Senin 21 May 2018 10:30 WIB

Maduro Diperkirakan Menangkan Pilpres

Pemungutan suara akan dapat memicu sanksi tambahan dari AS dan kecaman Uni Eropa

Rep: Crystal Liestya/ Red: Bilal Ramadhan
Ratusan orang menggelar aksi damai di berbagai kota di Venezuela sebagai bentuk protes terhadap pemerintahan Presiden Nicolas Maduro.
Foto: EPA
Ratusan orang menggelar aksi damai di berbagai kota di Venezuela sebagai bentuk protes terhadap pemerintahan Presiden Nicolas Maduro.

REPUBLIKA.CO.ID, CARACAS -- Presiden Venezuela Nicolas Maduro kembali memenangkan pemilihan umum di negara Amerika Latin itu. Terlepas dari ketidakpopulerannya atas krisis ekonomi anggota OPEC, politisi berusia 55 tahun itu mendapat manfaat dari saingan-saingan arus utama, dan lembaga-lembaga negara di tangan para loyalis.

Pemungutan suara yang digelar pada Ahad (20/5) dapat memicu sanksi tambahan dari Amerika Serikat (AS), dan lebih banyak kecaman dari Uni Eropa dan Amerika Latin. Pemerintah Trump mengatakan tidak akan mengakui pemilihan yang mereka sebut palsu itu dan sedang mempertimbangkan sanksi minyak.

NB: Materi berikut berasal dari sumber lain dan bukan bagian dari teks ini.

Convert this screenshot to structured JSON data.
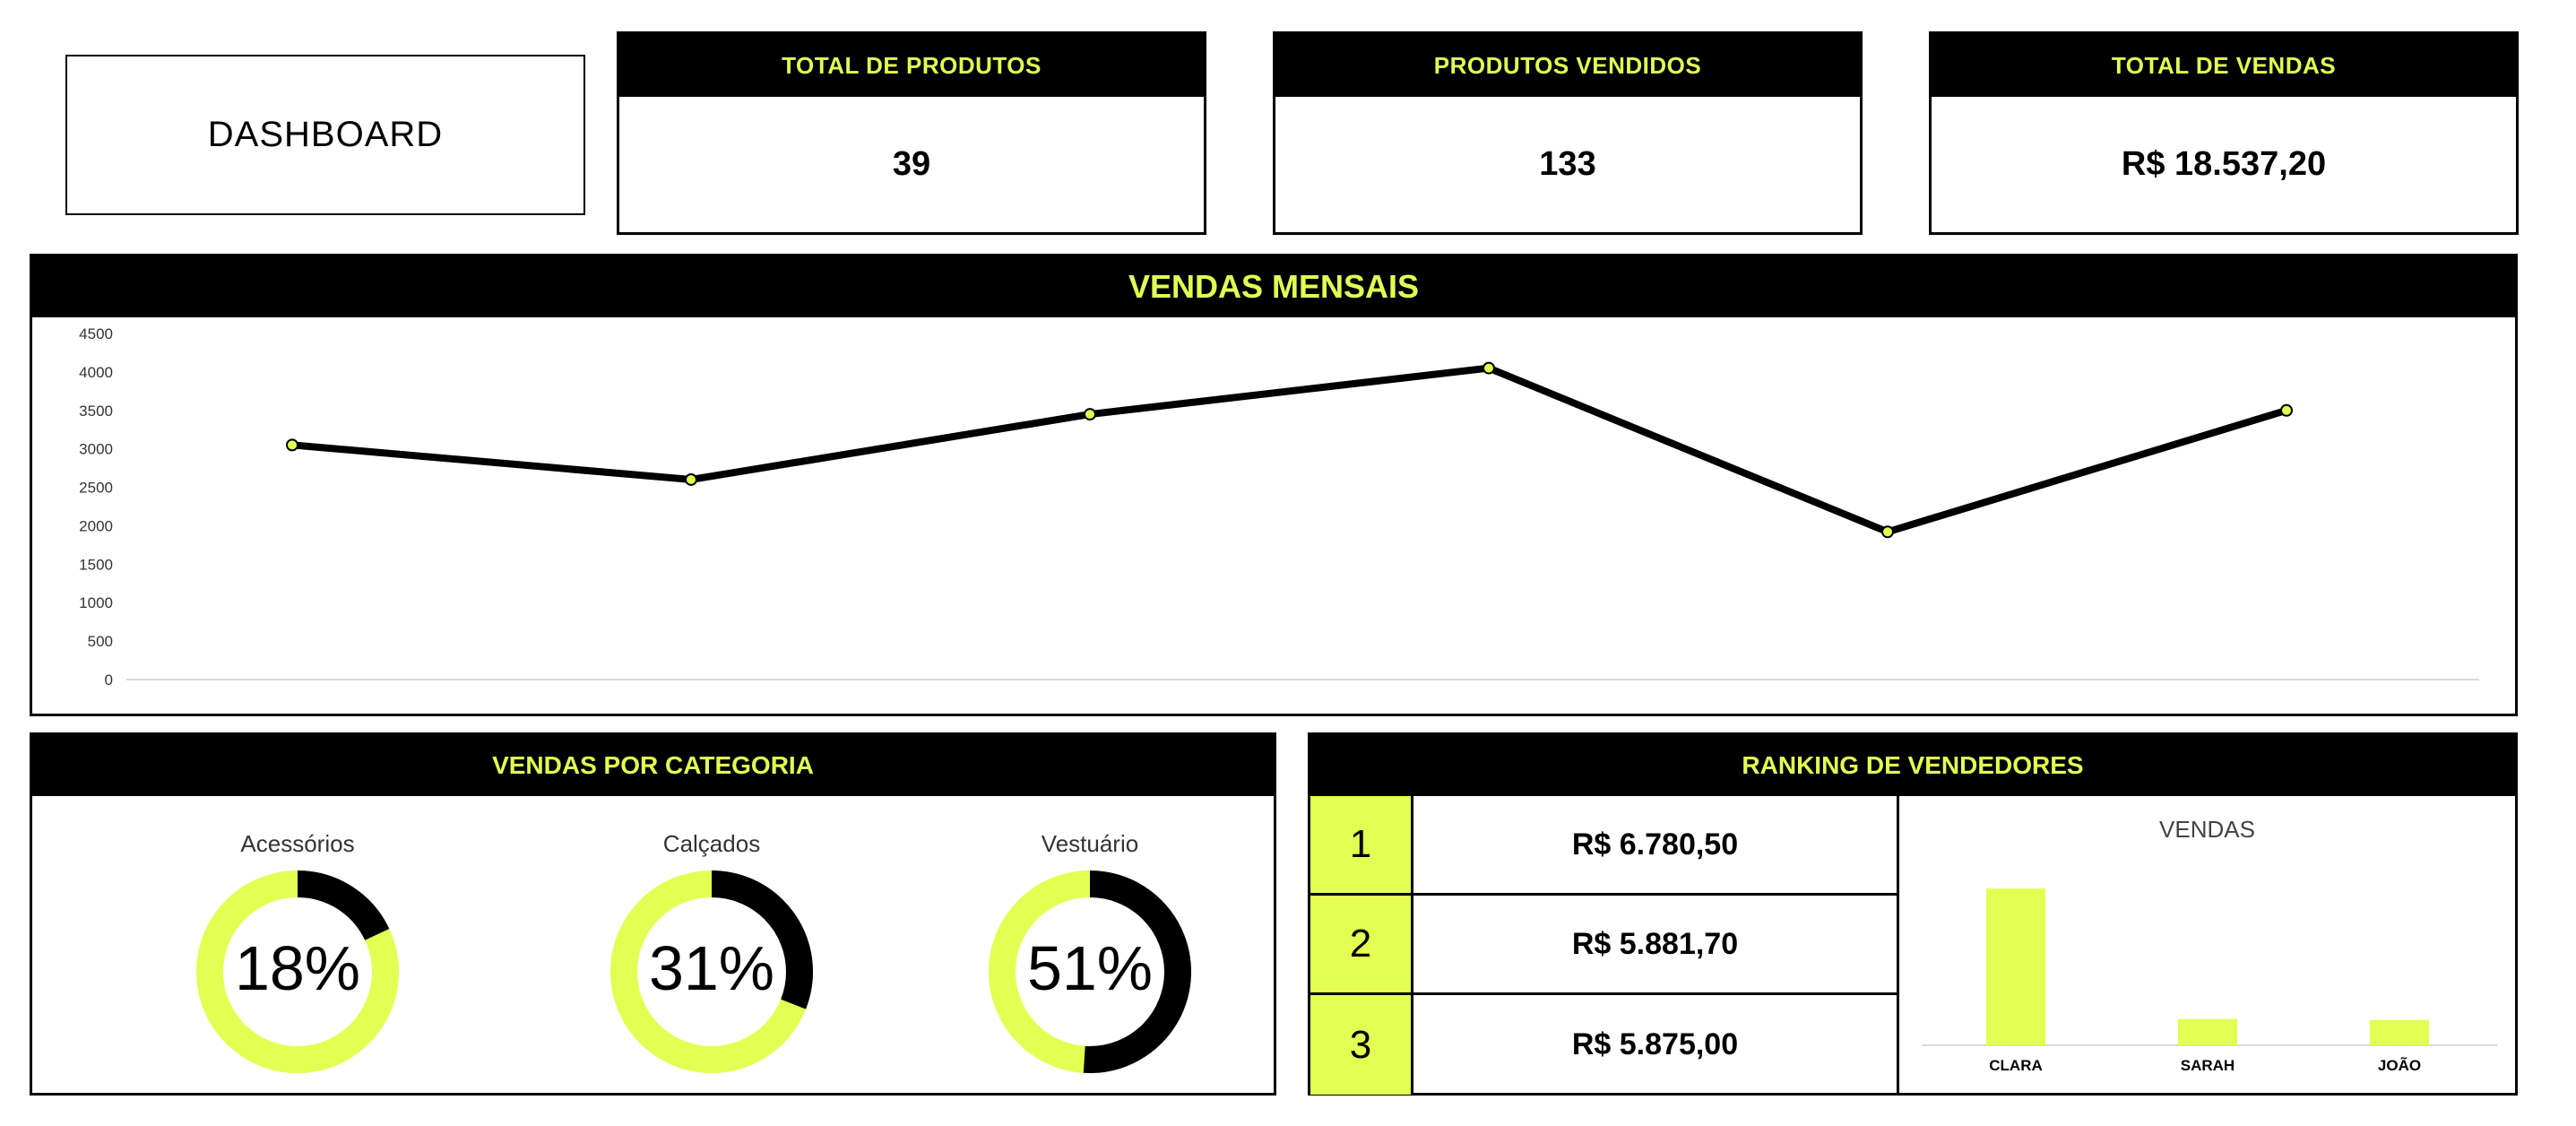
{
  "dashboard": {
    "title": "DASHBOARD"
  },
  "kpis": [
    {
      "label": "TOTAL DE PRODUTOS",
      "value": "39"
    },
    {
      "label": "PRODUTOS VENDIDOS",
      "value": "133"
    },
    {
      "label": "TOTAL DE VENDAS",
      "value": "R$ 18.537,20"
    }
  ],
  "colors": {
    "accent": "#e3ff52",
    "dark": "#000000",
    "donut_base": "#e3ff52",
    "donut_fill": "#000000"
  },
  "chart_data": [
    {
      "type": "line",
      "title": "VENDAS MENSAIS",
      "x": [
        1,
        2,
        3,
        4,
        5,
        6
      ],
      "values": [
        3050,
        2600,
        3450,
        4050,
        1920,
        3500
      ],
      "ylim": [
        0,
        4500
      ],
      "yticks": [
        0,
        500,
        1000,
        1500,
        2000,
        2500,
        3000,
        3500,
        4000,
        4500
      ],
      "xlabel": "",
      "ylabel": "",
      "grid": false
    },
    {
      "type": "pie",
      "title": "VENDAS POR CATEGORIA",
      "slices": [
        {
          "label": "Acessórios",
          "value": 18,
          "display": "18%"
        },
        {
          "label": "Calçados",
          "value": 31,
          "display": "31%"
        },
        {
          "label": "Vestuário",
          "value": 51,
          "display": "51%"
        }
      ]
    },
    {
      "type": "bar",
      "title": "VENDAS",
      "categories": [
        "CLARA",
        "SARAH",
        "JOÃO"
      ],
      "values": [
        6780.5,
        5881.7,
        5875.0
      ],
      "ylim": [
        5700,
        6800
      ]
    }
  ],
  "ranking": {
    "title": "RANKING DE VENDEDORES",
    "rows": [
      {
        "pos": "1",
        "value": "R$ 6.780,50"
      },
      {
        "pos": "2",
        "value": "R$ 5.881,70"
      },
      {
        "pos": "3",
        "value": "R$ 5.875,00"
      }
    ]
  }
}
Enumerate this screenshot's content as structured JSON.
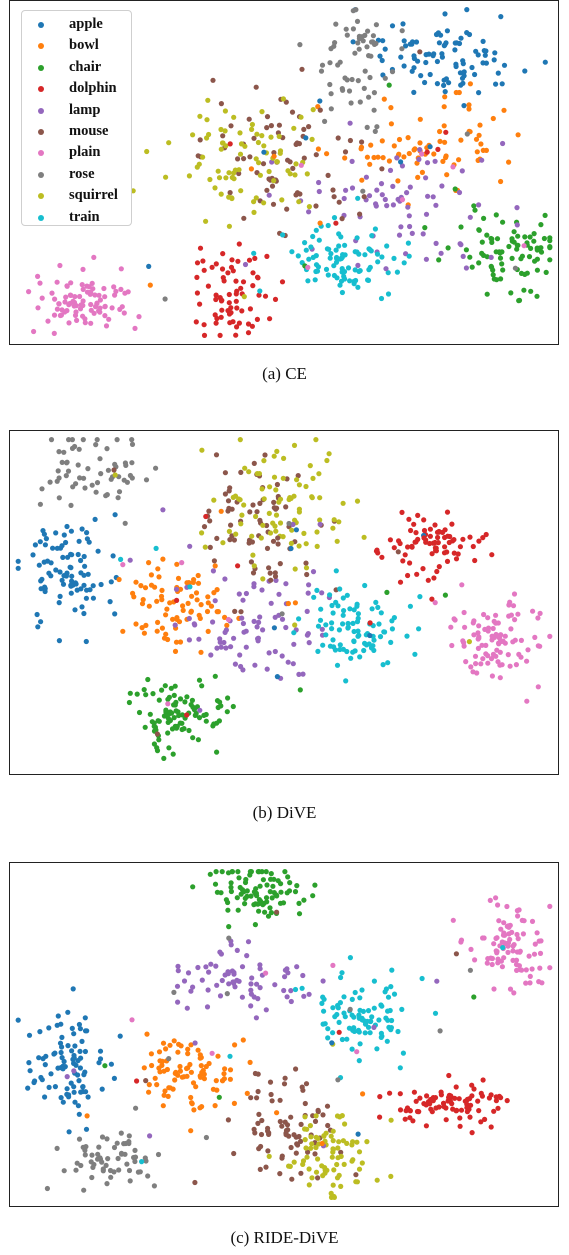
{
  "classes": [
    {
      "name": "apple",
      "color": "#1f77b4"
    },
    {
      "name": "bowl",
      "color": "#ff7f0e"
    },
    {
      "name": "chair",
      "color": "#2ca02c"
    },
    {
      "name": "dolphin",
      "color": "#d62728"
    },
    {
      "name": "lamp",
      "color": "#9467bd"
    },
    {
      "name": "mouse",
      "color": "#8c564b"
    },
    {
      "name": "plain",
      "color": "#e377c2"
    },
    {
      "name": "rose",
      "color": "#7f7f7f"
    },
    {
      "name": "squirrel",
      "color": "#bcbd22"
    },
    {
      "name": "train",
      "color": "#17becf"
    }
  ],
  "chart_data": [
    {
      "type": "scatter",
      "caption": "(a)  CE",
      "legend_position": "upper-left",
      "axes_visible": false,
      "clusters": [
        {
          "class": "apple",
          "cx": 0.79,
          "cy": 0.17,
          "sx": 0.08,
          "sy": 0.055,
          "n": 90
        },
        {
          "class": "bowl",
          "cx": 0.77,
          "cy": 0.43,
          "sx": 0.08,
          "sy": 0.06,
          "n": 75
        },
        {
          "class": "chair",
          "cx": 0.91,
          "cy": 0.72,
          "sx": 0.05,
          "sy": 0.06,
          "n": 85
        },
        {
          "class": "dolphin",
          "cx": 0.41,
          "cy": 0.85,
          "sx": 0.04,
          "sy": 0.07,
          "n": 70
        },
        {
          "class": "lamp",
          "cx": 0.71,
          "cy": 0.59,
          "sx": 0.1,
          "sy": 0.09,
          "n": 70
        },
        {
          "class": "mouse",
          "cx": 0.5,
          "cy": 0.46,
          "sx": 0.07,
          "sy": 0.1,
          "n": 70
        },
        {
          "class": "plain",
          "cx": 0.13,
          "cy": 0.88,
          "sx": 0.045,
          "sy": 0.045,
          "n": 90
        },
        {
          "class": "rose",
          "cx": 0.63,
          "cy": 0.18,
          "sx": 0.04,
          "sy": 0.1,
          "n": 60
        },
        {
          "class": "squirrel",
          "cx": 0.43,
          "cy": 0.47,
          "sx": 0.07,
          "sy": 0.09,
          "n": 80
        },
        {
          "class": "train",
          "cx": 0.62,
          "cy": 0.76,
          "sx": 0.055,
          "sy": 0.055,
          "n": 90
        }
      ]
    },
    {
      "type": "scatter",
      "caption": "(b)  DiVE",
      "legend_position": "none",
      "axes_visible": false,
      "clusters": [
        {
          "class": "apple",
          "cx": 0.11,
          "cy": 0.4,
          "sx": 0.045,
          "sy": 0.08,
          "n": 90
        },
        {
          "class": "bowl",
          "cx": 0.31,
          "cy": 0.5,
          "sx": 0.045,
          "sy": 0.07,
          "n": 80
        },
        {
          "class": "chair",
          "cx": 0.31,
          "cy": 0.83,
          "sx": 0.04,
          "sy": 0.055,
          "n": 95
        },
        {
          "class": "dolphin",
          "cx": 0.77,
          "cy": 0.33,
          "sx": 0.045,
          "sy": 0.05,
          "n": 80
        },
        {
          "class": "lamp",
          "cx": 0.44,
          "cy": 0.55,
          "sx": 0.07,
          "sy": 0.08,
          "n": 80
        },
        {
          "class": "mouse",
          "cx": 0.45,
          "cy": 0.27,
          "sx": 0.06,
          "sy": 0.1,
          "n": 70
        },
        {
          "class": "plain",
          "cx": 0.89,
          "cy": 0.61,
          "sx": 0.04,
          "sy": 0.055,
          "n": 95
        },
        {
          "class": "rose",
          "cx": 0.15,
          "cy": 0.12,
          "sx": 0.05,
          "sy": 0.05,
          "n": 60
        },
        {
          "class": "squirrel",
          "cx": 0.5,
          "cy": 0.21,
          "sx": 0.07,
          "sy": 0.09,
          "n": 85
        },
        {
          "class": "train",
          "cx": 0.62,
          "cy": 0.58,
          "sx": 0.05,
          "sy": 0.06,
          "n": 90
        }
      ]
    },
    {
      "type": "scatter",
      "caption": "(c)  RIDE-DiVE",
      "legend_position": "none",
      "axes_visible": false,
      "clusters": [
        {
          "class": "apple",
          "cx": 0.1,
          "cy": 0.58,
          "sx": 0.035,
          "sy": 0.075,
          "n": 90
        },
        {
          "class": "bowl",
          "cx": 0.32,
          "cy": 0.6,
          "sx": 0.04,
          "sy": 0.06,
          "n": 85
        },
        {
          "class": "chair",
          "cx": 0.45,
          "cy": 0.08,
          "sx": 0.05,
          "sy": 0.05,
          "n": 90
        },
        {
          "class": "dolphin",
          "cx": 0.8,
          "cy": 0.7,
          "sx": 0.06,
          "sy": 0.035,
          "n": 85
        },
        {
          "class": "lamp",
          "cx": 0.42,
          "cy": 0.34,
          "sx": 0.07,
          "sy": 0.05,
          "n": 70
        },
        {
          "class": "mouse",
          "cx": 0.5,
          "cy": 0.79,
          "sx": 0.05,
          "sy": 0.08,
          "n": 75
        },
        {
          "class": "plain",
          "cx": 0.91,
          "cy": 0.25,
          "sx": 0.04,
          "sy": 0.06,
          "n": 90
        },
        {
          "class": "rose",
          "cx": 0.18,
          "cy": 0.87,
          "sx": 0.045,
          "sy": 0.04,
          "n": 60
        },
        {
          "class": "squirrel",
          "cx": 0.59,
          "cy": 0.84,
          "sx": 0.045,
          "sy": 0.07,
          "n": 80
        },
        {
          "class": "train",
          "cx": 0.64,
          "cy": 0.45,
          "sx": 0.05,
          "sy": 0.06,
          "n": 90
        }
      ]
    }
  ]
}
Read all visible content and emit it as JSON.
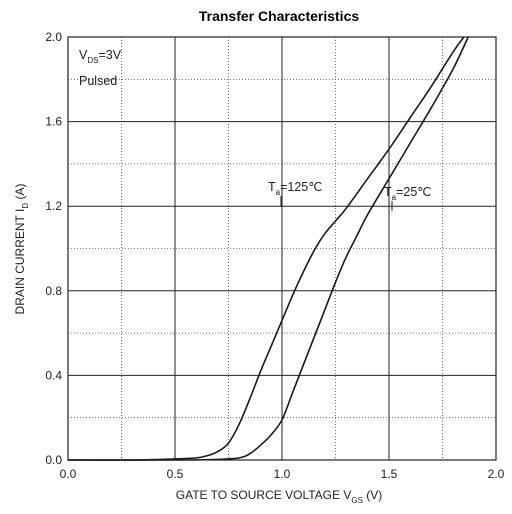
{
  "chart_data": {
    "type": "line",
    "title": "Transfer Characteristics",
    "xlabel": {
      "main": "GATE TO SOURCE VOLTAGE V",
      "sub": "GS",
      "suffix": " (V)"
    },
    "ylabel": {
      "main": "DRAIN CURRENT I",
      "sub": "D",
      "suffix": " (A)"
    },
    "xlim": [
      0.0,
      2.0
    ],
    "ylim": [
      0.0,
      2.0
    ],
    "x_ticks": [
      "0.0",
      "0.5",
      "1.0",
      "1.5",
      "2.0"
    ],
    "y_ticks": [
      "0.0",
      "0.4",
      "0.8",
      "1.2",
      "1.6",
      "2.0"
    ],
    "grid": {
      "major": true,
      "minor_dotted": true
    },
    "conditions": {
      "vds": {
        "main": "V",
        "sub": "DS",
        "suffix": "=3V"
      },
      "pulsed": "Pulsed"
    },
    "series": [
      {
        "name": {
          "main": "T",
          "sub": "a",
          "suffix": "=125℃"
        },
        "x": [
          0.0,
          0.3,
          0.5,
          0.6,
          0.65,
          0.7,
          0.75,
          0.8,
          0.85,
          0.9,
          0.95,
          1.0,
          1.05,
          1.1,
          1.15,
          1.2,
          1.25,
          1.3,
          1.4,
          1.5,
          1.6,
          1.7,
          1.8,
          1.85
        ],
        "y": [
          0.0,
          0.0,
          0.005,
          0.01,
          0.02,
          0.04,
          0.08,
          0.17,
          0.29,
          0.42,
          0.54,
          0.66,
          0.78,
          0.89,
          0.99,
          1.07,
          1.13,
          1.19,
          1.33,
          1.47,
          1.62,
          1.77,
          1.93,
          2.0
        ]
      },
      {
        "name": {
          "main": "T",
          "sub": "a",
          "suffix": "=25℃"
        },
        "x": [
          0.0,
          0.5,
          0.7,
          0.8,
          0.85,
          0.9,
          0.95,
          1.0,
          1.05,
          1.1,
          1.15,
          1.2,
          1.25,
          1.3,
          1.35,
          1.4,
          1.5,
          1.6,
          1.7,
          1.8,
          1.87
        ],
        "y": [
          0.0,
          0.0,
          0.003,
          0.01,
          0.03,
          0.07,
          0.12,
          0.19,
          0.32,
          0.45,
          0.58,
          0.71,
          0.84,
          0.96,
          1.06,
          1.16,
          1.33,
          1.5,
          1.67,
          1.85,
          2.0
        ]
      }
    ]
  }
}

Sementara Maduro yang mengklaim diri sebagai anak Hugo Chavez, mengaku bahwa ia sedang berjuang melawan imperialis yang ingin menghancurkan sosialisme dan mengambil alih cadangan minyak Venezuela. Namun menurut para penentangnya, ia telah menghancurkan ekonomi negara yang dulu kaya dan melibas perbedaan pendapat tanpa ampun.

Penantang utama Maduro adalah mantan Gubernur negara bagian Henri Falcon. Ia menggambarkan kemarahan di antara 30 juta orang Venezuela karena meningkatnya kemiskinan mereka.